Egyptian lawyer and politician

Mohamed Bahaa El-Din Abu Shoka is an Egyptian lawyer and politician. He is a professor of public law, and the former president of the New Wafd Party.

==Career==
He is the founder of Abou-Shoka Advocates, a Cairo law practice, and was a member of the Shura Council twice.

In August 2010, he spoke out against boycotting the Egyptian parliamentary election, saying that it would be "like committing political suicide".

He was announced as shadow minister of legal affairs in Al Wafd's shadow cabinet.

After Hosni Mubarak stepped down from power in February 2011, Mubarak hired Abu Shoka as one of his defence team.

In May 2012 Abu Shoka questioned the secretive judicial decision to lift a travel ban on foreign NGO workers accused of raising US funds without appropriate government authorization.
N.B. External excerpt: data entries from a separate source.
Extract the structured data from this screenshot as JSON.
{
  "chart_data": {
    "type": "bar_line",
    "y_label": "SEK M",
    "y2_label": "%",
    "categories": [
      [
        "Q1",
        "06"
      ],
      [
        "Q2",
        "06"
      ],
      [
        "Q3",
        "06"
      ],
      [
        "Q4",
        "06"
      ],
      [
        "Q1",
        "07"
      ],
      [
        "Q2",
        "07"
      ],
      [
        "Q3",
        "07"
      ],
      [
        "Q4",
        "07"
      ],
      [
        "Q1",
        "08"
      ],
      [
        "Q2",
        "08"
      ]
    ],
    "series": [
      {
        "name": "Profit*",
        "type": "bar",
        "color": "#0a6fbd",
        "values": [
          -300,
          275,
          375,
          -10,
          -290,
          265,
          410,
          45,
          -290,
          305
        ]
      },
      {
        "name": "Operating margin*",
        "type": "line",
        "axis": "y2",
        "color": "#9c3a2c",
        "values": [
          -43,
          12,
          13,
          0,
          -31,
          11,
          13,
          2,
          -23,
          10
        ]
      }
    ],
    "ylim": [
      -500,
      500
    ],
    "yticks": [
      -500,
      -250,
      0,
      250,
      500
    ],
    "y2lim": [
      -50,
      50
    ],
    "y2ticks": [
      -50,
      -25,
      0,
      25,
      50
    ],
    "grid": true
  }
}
In mid-June 2012, he was named as a member of the revamped Constituent Assembly of Egypt. Around that time he criticised the constitutionality of the law passed which attempted to bar Ahmed Shafik from standing in the 2012 presidential election.

Abu Shoka was appointed to the House of Representatives by President Abdel Fattah el-Sisi in 2015, one of twenty members of parliament appointed by the President of the Republic. He served as head of the Legislative Committee of the Egyptian Parliament. In 2018 he was voted leader of the Wafd Party, replacing El-Sayyid el-Badawi. He has vowed to transform the Wafd Party into a key player in the Egyptian political scene. Abu Shoka was appointed second deputy speaker of the Egyptian Senate in 2020, alongside Phoebe Fawzy. Abu Shoka ran against Abdel-Sanad Yamama in 2022 for party leadership and lost.

He entered the race for the 2026 party leadership election on 5 January 2026, though he withdrew on 15 January. El-Badawi won the party election.